Archive-Put and Archive-Get

Finally, the server config entry for the archive-put consumer is as follows:

"archive_put_q": {
    "logging": {standard_logging_dictionary}
    "max_retries": int,
    "retry_delays": List[int],
    "print_tracebacks_fl": boolean,
    "tenancy": str,
    "check_permissions_fl": boolean,
    "require_secure_fl": boolean,
    "tape_url": str,
    "tape_pool": str,
    "query_checksum_fl": boolean,
    "chunk_size": int
}

which is a combination of standard configuration, object-store configuration and as-yet-unseen tape configuration. Firstly, we have the standard options logging, max_retries, retry_delays, and print_tracebacks_fl, which we have defined above.

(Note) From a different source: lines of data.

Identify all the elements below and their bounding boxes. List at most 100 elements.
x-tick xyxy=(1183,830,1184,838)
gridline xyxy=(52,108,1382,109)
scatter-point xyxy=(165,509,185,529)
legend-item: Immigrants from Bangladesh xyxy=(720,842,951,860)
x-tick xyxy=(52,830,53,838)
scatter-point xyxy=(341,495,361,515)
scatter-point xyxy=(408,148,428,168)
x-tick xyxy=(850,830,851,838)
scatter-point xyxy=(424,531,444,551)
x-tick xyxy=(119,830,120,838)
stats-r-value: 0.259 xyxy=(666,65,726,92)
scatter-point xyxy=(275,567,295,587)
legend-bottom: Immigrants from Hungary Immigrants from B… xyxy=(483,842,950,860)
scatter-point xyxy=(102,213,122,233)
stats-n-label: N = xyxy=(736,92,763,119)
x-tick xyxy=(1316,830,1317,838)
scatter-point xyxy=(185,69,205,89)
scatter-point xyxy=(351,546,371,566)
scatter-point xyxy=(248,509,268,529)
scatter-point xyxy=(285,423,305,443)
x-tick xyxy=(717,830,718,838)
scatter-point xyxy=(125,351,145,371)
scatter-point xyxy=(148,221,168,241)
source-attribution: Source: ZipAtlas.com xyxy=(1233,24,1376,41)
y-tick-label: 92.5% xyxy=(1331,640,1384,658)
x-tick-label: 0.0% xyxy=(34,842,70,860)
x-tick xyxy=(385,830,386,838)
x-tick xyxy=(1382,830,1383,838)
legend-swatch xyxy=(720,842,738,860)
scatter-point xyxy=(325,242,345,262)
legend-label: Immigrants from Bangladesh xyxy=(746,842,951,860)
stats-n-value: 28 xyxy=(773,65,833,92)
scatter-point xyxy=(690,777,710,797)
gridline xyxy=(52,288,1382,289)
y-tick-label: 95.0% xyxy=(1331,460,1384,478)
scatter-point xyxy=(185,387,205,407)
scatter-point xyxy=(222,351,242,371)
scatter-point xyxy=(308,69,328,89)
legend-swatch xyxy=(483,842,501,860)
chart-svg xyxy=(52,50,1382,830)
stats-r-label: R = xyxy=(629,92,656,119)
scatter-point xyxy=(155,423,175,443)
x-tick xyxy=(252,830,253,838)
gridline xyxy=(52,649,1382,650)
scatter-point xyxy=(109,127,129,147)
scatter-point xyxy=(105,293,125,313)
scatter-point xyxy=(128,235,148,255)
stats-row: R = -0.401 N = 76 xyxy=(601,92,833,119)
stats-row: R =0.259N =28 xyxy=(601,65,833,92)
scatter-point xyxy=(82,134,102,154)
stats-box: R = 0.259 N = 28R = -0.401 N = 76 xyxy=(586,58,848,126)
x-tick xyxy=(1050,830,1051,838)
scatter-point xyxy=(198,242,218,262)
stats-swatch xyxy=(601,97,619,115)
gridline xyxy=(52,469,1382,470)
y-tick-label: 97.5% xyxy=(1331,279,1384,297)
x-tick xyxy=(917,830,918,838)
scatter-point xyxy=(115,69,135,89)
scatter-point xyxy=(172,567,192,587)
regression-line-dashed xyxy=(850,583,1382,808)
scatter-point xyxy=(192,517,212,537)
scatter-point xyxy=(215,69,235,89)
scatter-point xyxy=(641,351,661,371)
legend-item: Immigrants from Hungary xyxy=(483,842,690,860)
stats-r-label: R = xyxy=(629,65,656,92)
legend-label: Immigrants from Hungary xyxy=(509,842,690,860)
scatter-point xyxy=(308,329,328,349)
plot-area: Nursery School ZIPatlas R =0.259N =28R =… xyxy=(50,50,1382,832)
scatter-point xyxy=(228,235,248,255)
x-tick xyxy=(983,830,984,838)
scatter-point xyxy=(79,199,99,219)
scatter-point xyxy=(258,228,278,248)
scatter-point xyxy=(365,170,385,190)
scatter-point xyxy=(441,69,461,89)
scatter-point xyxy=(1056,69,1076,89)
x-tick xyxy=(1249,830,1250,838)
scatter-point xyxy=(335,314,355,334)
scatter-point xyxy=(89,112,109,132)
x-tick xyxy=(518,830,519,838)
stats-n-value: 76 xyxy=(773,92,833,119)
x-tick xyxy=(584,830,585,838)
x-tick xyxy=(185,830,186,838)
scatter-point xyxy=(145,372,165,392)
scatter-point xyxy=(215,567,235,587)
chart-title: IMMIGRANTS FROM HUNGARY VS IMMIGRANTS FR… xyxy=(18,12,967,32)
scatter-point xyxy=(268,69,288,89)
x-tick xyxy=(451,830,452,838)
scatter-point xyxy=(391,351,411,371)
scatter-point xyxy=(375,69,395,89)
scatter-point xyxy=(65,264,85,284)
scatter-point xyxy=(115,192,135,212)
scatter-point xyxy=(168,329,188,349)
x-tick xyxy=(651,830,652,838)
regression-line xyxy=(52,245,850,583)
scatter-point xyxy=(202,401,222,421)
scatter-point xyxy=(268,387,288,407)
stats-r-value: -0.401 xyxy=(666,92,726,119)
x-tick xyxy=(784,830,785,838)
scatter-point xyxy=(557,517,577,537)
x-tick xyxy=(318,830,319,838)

Then we have the object-store configuration options which we saw previously in the Transfer-put and Transfer-get consumer config, and have the same definitions.

The latter four options control tape configuration, taoe_url and tape_pool defining the xrootd url and tape pool at which to attempt to put files onto - note that these two values are combined together into a single tape_path in the archiver. query_checksum is the next option, is a boolean flag to control whether the ADLER32 checksum calculated during streaming is used to check file integrity at the end of a write. Finally chunk_size is the size, in bytes, to chunk the stream into when writing into or reading from the CTA cache. This defaults to 5 MiB as this is the lower limit for part_size when uploading back to object-store during an archive-get, but has not been properly benchmarked or optimised yet.

Note that the above has been listed for the archive-put consumer but are shared by the archive-get consumer. The archive-get does have one additional config option:

"archive_get_q": {
    ...
    "prepare_requeue": int
}

where prepare_requeue is the prepare-requeue delay, i.e. the delay, in milliseconds, before an archive recall message is requeued following a negative read-preparedness query has been made. This defaults to 30 seconds.

Publisher-specific optional sections

There are two, non-consumer, elements to the NLDS which can optionally be configured, listed below.

RPC Publisher

The Remote Procedure Call (RPC) Publisher, the specific rabbit publisher which sits inside the API server and makes RPCs to the databases for quick metadata access from the client, has its own small config section:

"rpc_publisher": {
    "time_limit": int,
    "queue_exclusivity_fl": boolean
}

where time_limit is the number of seconds the publisher waits before declaring the RPC timed out and the receiving consumer non-responsive, and queue_exclusivity_fl controls whether the queue declared by the publisher is exclusive to the publisher. These values default to 30 seconds and True respectively.

Cronjob Publisher

The Archive-Put process, as described in Archive Put Cronjob, is periodically initiated by a cronjob which sends a message to the catalog to get the next, unarchived holding. This requires a small amount of configuration in order to (a) get access to the object store, (b) change the default tenancy or tape_url, if necessary. As such the allowed config options look like:

"cronjob_publisher": {
    "access_key": str,
    "secret_key": str,
    "tenancy": str,
    "tape_url": str
}

where tape_url is identical to that specified in Archive-Put and Archive-Get, and access_key, secret_key and tenancy are specified as in the client config, referring to the objectstore tenancy located at tenancy and token and secret_key required for accessing it. In practice only the access_key and secret_key are specified during deployment.